Bateman encontra no sexo com prostitutas, na tortura com as mesmas ou sem abrigos, no maltratar de animais a paz que procura para se aliviar e sentir algo para cima do prazer. Não parece fugir muito daquela personagem que hoje tanto conhecemos: Dexter. Mas com as diferenças temporais e objectivas, claro. Bateman vê-se envolvido numa relação carnal da parte dele, porque da amante Evelyn é amor; o seu amigo Luis assume que está apaixonado pela nossa personagem; mantém várias relações extra conjugais com amigas e prostitutas; e ainda tem que arranjar tempo para se "aliviar" da vontade que o atormenta. Tudo isto será assistido nas 415 páginas que a edição Teorema outras estórias nos vende a um preço muito simpático: P.V.P. €4,90.

 

No entanto, como eu já o disse, não é o livro mais fluido e temporal que já pude ler. Possivelmente seria bem melhor apreciado se eu estivesse cá a assistir àquilo que os anos 80 nos trouxeram, mas não foi esse o caso. Mas fora esses pormenores, este livro contado na primeira pessoa sobre a vista do Bateman, promete transmitir uma série de sentimentos que prometem provocar o leitor, pois muitas das fantasias das nossas personagens facilmente serão também a de muitas pessoas.

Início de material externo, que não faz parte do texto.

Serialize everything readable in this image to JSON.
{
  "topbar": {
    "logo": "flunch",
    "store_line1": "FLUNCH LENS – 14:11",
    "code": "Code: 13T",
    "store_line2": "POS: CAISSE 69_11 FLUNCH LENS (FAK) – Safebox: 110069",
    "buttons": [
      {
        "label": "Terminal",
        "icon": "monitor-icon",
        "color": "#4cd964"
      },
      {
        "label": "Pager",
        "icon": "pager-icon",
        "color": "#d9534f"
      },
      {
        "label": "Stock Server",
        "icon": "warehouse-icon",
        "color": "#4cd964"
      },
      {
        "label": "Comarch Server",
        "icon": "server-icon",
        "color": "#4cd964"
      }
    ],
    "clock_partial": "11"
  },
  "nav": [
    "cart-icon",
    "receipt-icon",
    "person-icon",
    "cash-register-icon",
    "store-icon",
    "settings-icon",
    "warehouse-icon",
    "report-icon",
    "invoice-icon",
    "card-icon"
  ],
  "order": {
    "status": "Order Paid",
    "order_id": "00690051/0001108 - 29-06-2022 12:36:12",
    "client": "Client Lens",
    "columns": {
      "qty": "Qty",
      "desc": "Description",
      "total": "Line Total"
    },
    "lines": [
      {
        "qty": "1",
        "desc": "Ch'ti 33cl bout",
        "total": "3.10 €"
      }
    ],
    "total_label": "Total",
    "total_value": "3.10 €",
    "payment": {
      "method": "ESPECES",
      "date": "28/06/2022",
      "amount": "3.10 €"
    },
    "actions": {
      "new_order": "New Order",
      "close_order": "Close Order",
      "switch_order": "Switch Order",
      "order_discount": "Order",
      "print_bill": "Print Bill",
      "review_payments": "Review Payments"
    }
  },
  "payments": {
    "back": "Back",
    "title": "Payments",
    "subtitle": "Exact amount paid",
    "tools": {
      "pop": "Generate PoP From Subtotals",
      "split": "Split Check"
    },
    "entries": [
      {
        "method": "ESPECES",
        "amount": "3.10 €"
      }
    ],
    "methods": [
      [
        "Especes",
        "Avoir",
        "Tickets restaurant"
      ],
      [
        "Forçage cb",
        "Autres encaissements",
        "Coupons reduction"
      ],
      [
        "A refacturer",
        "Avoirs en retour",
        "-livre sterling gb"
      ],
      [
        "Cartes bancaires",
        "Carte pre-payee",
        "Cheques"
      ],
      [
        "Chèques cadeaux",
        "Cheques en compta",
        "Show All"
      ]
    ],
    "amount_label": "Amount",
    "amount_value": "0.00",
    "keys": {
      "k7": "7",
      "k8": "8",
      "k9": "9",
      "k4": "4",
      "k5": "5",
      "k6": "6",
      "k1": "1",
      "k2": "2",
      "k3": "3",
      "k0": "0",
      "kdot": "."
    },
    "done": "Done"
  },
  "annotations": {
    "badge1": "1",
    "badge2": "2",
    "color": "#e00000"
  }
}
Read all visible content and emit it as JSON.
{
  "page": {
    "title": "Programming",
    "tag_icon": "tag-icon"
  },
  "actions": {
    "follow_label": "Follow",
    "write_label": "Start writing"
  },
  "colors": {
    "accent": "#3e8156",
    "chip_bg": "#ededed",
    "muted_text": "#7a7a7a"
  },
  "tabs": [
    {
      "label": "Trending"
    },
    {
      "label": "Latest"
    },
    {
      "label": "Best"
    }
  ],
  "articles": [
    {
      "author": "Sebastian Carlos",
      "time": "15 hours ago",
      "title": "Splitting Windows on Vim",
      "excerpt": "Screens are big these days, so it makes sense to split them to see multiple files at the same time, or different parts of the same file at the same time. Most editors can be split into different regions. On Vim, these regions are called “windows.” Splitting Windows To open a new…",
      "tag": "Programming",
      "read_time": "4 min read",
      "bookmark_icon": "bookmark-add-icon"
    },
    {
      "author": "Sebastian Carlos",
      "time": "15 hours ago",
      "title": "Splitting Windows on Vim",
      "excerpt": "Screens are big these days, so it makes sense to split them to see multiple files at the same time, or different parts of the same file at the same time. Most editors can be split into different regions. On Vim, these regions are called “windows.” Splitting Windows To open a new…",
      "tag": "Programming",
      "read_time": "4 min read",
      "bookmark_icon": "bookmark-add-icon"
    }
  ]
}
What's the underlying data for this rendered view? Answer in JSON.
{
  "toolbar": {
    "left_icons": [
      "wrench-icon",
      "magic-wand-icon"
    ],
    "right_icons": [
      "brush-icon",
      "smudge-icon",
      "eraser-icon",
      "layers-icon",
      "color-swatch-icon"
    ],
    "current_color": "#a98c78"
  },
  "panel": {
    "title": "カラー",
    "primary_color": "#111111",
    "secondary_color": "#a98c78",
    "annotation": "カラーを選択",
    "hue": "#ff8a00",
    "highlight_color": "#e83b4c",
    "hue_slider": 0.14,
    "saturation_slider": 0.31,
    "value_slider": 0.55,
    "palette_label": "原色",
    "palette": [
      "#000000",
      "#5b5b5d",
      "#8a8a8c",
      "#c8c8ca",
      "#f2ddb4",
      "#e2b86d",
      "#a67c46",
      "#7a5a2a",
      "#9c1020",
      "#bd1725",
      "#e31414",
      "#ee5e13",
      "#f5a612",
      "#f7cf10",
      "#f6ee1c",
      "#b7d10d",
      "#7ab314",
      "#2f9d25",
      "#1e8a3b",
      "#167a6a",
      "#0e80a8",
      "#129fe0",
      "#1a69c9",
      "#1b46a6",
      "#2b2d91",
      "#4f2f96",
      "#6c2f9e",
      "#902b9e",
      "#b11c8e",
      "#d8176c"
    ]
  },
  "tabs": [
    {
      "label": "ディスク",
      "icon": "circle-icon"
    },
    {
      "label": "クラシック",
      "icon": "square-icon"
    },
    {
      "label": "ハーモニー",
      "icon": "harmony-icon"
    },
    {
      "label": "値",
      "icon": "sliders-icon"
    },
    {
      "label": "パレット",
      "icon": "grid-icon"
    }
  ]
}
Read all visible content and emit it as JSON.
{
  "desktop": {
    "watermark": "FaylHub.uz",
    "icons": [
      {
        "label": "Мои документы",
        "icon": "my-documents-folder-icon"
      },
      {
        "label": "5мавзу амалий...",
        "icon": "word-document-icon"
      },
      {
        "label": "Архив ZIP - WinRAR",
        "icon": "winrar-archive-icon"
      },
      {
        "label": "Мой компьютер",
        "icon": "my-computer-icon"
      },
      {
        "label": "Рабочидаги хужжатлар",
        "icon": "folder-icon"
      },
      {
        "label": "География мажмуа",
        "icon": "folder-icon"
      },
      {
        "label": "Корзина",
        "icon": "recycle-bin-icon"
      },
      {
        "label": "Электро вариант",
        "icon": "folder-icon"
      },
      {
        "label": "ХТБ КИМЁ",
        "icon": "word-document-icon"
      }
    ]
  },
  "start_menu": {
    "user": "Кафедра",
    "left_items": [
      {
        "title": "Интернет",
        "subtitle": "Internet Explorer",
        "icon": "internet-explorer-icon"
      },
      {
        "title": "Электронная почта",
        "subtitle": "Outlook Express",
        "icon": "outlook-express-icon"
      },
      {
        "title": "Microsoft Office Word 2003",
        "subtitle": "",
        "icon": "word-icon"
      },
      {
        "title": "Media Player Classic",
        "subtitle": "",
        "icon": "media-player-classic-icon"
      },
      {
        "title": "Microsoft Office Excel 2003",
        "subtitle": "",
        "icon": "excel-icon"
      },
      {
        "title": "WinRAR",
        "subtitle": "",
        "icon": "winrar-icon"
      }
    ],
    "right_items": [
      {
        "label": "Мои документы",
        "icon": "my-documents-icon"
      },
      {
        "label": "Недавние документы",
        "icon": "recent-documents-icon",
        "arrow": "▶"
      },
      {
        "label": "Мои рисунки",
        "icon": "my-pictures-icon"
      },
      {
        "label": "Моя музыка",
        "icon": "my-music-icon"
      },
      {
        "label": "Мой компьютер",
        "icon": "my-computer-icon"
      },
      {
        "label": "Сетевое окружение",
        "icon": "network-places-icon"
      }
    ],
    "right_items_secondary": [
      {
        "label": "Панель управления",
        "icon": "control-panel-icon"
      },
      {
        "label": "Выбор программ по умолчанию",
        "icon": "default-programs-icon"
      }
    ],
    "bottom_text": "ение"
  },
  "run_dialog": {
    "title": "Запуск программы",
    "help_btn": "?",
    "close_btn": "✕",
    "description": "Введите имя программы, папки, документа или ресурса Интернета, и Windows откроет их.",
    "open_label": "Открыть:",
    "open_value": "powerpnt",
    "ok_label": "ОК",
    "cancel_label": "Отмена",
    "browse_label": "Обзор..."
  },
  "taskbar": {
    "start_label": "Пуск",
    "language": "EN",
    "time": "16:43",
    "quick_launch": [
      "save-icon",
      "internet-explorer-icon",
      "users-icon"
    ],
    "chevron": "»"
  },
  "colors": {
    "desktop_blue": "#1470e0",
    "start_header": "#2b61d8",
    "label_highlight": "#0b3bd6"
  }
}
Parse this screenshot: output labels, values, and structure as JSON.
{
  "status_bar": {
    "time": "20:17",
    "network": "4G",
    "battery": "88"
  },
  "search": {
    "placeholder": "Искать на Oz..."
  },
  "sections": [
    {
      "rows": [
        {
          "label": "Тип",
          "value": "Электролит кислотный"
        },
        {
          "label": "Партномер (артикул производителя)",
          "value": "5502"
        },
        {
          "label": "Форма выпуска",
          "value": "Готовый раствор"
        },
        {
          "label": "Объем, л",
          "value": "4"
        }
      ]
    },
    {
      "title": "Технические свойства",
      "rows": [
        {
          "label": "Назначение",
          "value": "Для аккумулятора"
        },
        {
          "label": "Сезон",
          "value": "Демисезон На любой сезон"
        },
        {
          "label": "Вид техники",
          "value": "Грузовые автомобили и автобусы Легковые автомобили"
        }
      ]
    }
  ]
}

Sente-se em muitos capítulos várias criticas à sociedade no geral, mas mais há camada com mais posses, que nesse aspecto ainda nos dias de hoje se aplicam, tal como comportamentes de superioridade ou desrespeito para os mais desfavorecidos; daí este escritor se conhecer como um moralista, sensibilizando as pessoas para a realidade vivida e não para a fantasia.

 

Este livro deu origem ao filme American Psycho, em 1999, realizado pela Mary Harron e no papel de Bateman encontramos o Christian Bale. Apesar da pouca experiência no cinema, Mary Harron conseguiu dar vida a este confuso livro, mas fielmente representado.

 

Prós:

  1. Barato
  2. Personagens com carisma e estórias muito interessantes
  3. Evolução do Bateman
  4. Várias citações muito interessantes
Contras: 
  1. Livro temporal - anos 80
  2. Algumas dúvidas quanto a algumas traduções
  3. Alguns capítulos inúteis completamente inúteis

 

 

 

Sinopse:

 

Patrick Bateman é elegante, bem educado, inteligente. Trabalha de dia na Wall Street, ganhando uma fortuna para juntar àquela com que nasceu. As suas noites passa-as ele de formas que ninguém se atreveria a imaginar. Tem 26 anos e está a viver o seu próprio Sonho Americano. Psicopata Americano passa-se num mundo e numa época que nos são familiares.

A elite rica é cada vez mais rica; os pobres e marginais são atirados para as ruas às dezenas de milhar, e tudo, até o mais horrível, parece possível. Mesmo assim Bateman, que exprime a sua verdadeira natureza através da tortura e do assassinato, prefigura um horror apocalípltico, impossível de suportar para qualquer sociedade.

Psicopata Americano é um romance tão profundamente moral como necessariamente repugnante.